You rarely see a do for emphasis in a that-subjunctive, though you see do not for negation of course. However, it's not that it's rare that makes it wrong in this case.
Speakers of different dialects will, firstly, argue whether it should be do or does, depending on whether you consider corporations grammatically singular or plural for the purpose of conjugating verbs. However, that ultimately doesn't matter either.
Consider:
It is clear that we do find examples of 'poor', non-standard written English from major publishers.
Here is a that-subjunctive emphasised with do. It is conjugated correctly for the pronoun we. It seems weird in isolation, but it would come after a suggestion that major publishers only publish 'good', standard English - but we do find examples, so that can't be true.

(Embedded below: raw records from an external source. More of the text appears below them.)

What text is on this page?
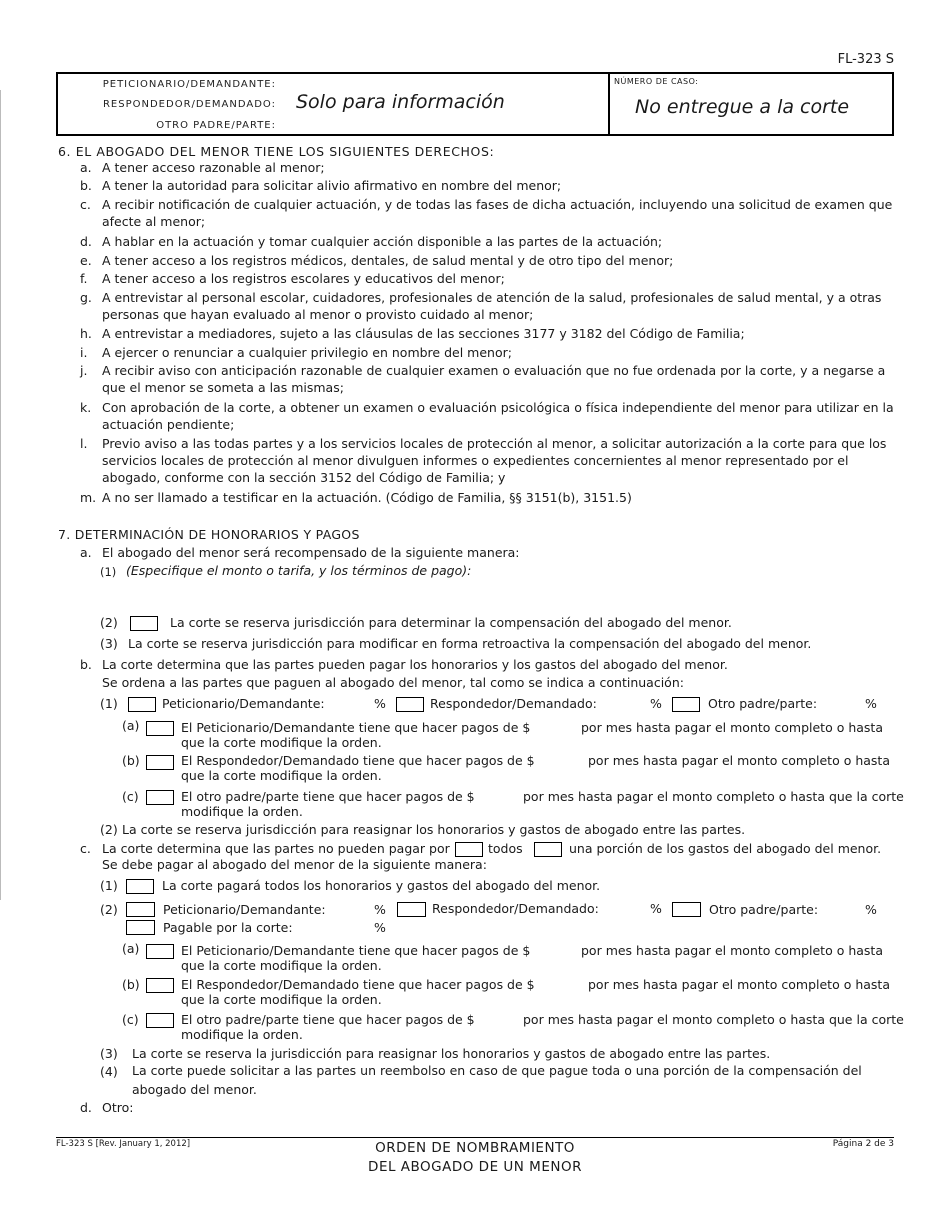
FL-323 S
PETICIONARIO/DEMANDANTE:
RESPONDEDOR/DEMANDADO:
OTRO PADRE/PARTE:
Solo para información
NÚMERO DE CASO:
No entregue a la corte
6. EL ABOGADO DEL MENOR TIENE LOS SIGUIENTES DERECHOS:
a. A tener acceso razonable al menor;
b. A tener la autoridad para solicitar alivio afirmativo en nombre del menor;
c. A recibir notificación de cualquier actuación, y de todas las fases de dicha actuación, incluyendo una solicitud de examen que
afecte al menor;
d. A hablar en la actuación y tomar cualquier acción disponible a las partes de la actuación;
e. A tener acceso a los registros médicos, dentales, de salud mental y de otro tipo del menor;
f. A tener acceso a los registros escolares y educativos del menor;
g. A entrevistar al personal escolar, cuidadores, profesionales de atención de la salud, profesionales de salud mental, y a otras
personas que hayan evaluado al menor o provisto cuidado al menor;
h. A entrevistar a mediadores, sujeto a las cláusulas de las secciones 3177 y 3182 del Código de Familia;
i. A ejercer o renunciar a cualquier privilegio en nombre del menor;
j. A recibir aviso con anticipación razonable de cualquier examen o evaluación que no fue ordenada por la corte, y a negarse a
que el menor se someta a las mismas;
k. Con aprobación de la corte, a obtener un examen o evaluación psicológica o física independiente del menor para utilizar en la
actuación pendiente;
l. Previo aviso a las todas partes y a los servicios locales de protección al menor, a solicitar autorización a la corte para que los
servicios locales de protección al menor divulguen informes o expedientes concernientes al menor representado por el
abogado, conforme con la sección 3152 del Código de Familia; y
m. A no ser llamado a testificar en la actuación. (Código de Familia, §§ 3151(b), 3151.5)
7. DETERMINACIÓN DE HONORARIOS Y PAGOS
a. El abogado del menor será recompensado de la siguiente manera:
(1) (Especifique el monto o tarifa, y los términos de pago):
(2)	La corte se reserva jurisdicción para determinar la compensación del abogado del menor.
(3) La corte se reserva jurisdicción para modificar en forma retroactiva la compensación del abogado del menor.
b. La corte determina que las partes pueden pagar los honorarios y los gastos del abogado del menor.
Se ordena a las partes que paguen al abogado del menor, tal como se indica a continuación:
(1)	Peticionario/Demandante:	%	Respondedor/Demandado:	%	Otro padre/parte:	%
(a)	El Peticionario/Demandante tiene que hacer pagos de $	por mes hasta pagar el monto completo o hasta
que la corte modifique la orden.
(b)	El Respondedor/Demandado tiene que hacer pagos de $	por mes hasta pagar el monto completo o hasta
que la corte modifique la orden.
(c)	El otro padre/parte tiene que hacer pagos de $	por mes hasta pagar el monto completo o hasta que la corte
modifique la orden.
(2) La corte se reserva jurisdicción para reasignar los honorarios y gastos de abogado entre las partes.
c. La corte determina que las partes no pueden pagar por	todos	una porción de los gastos del abogado del menor.
Se debe pagar al abogado del menor de la siguiente manera:
(1)	La corte pagará todos los honorarios y gastos del abogado del menor.
(2)	Peticionario/Demandante:	%	Respondedor/Demandado:	%	Otro padre/parte:	%
Pagable por la corte:	%
(a)	El Peticionario/Demandante tiene que hacer pagos de $	por mes hasta pagar el monto completo o hasta
que la corte modifique la orden.
(b)	El Respondedor/Demandado tiene que hacer pagos de $	por mes hasta pagar el monto completo o hasta
que la corte modifique la orden.
(c)	El otro padre/parte tiene que hacer pagos de $	por mes hasta pagar el monto completo o hasta que la corte
modifique la orden.
(3) La corte se reserva la jurisdicción para reasignar los honorarios y gastos de abogado entre las partes.
(4) La corte puede solicitar a las partes un reembolso en caso de que pague toda o una porción de la compensación del
abogado del menor.
d. Otro:
FL-323 S [Rev. January 1, 2012]	ORDEN DE NOMBRAMIENTO
DEL ABOGADO DE UN MENOR
Página 2 de 3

The difference here is that we do (or can) find those examples now. In your example, it's not something that is even hypothetically happening now. It's something that may be happening in the future. Thus, an emphatic auxiliary verb is harder to find. However, you can emphasise the effect with a semantic difference, by saying:
The country demanded that Boeing must pay a $1 billion penalty...
This is clunky, awkward language, but it provides emphasis. If you really must have the emphasis, this is an option.
You could also emphasise it by using an alternative verb from pay, though most of the options are colloquial and may be dialect specific. For example, fork over, stump up, or pay out.
What would be most appropriate depends on context, audience, and why you want to emphasise pay.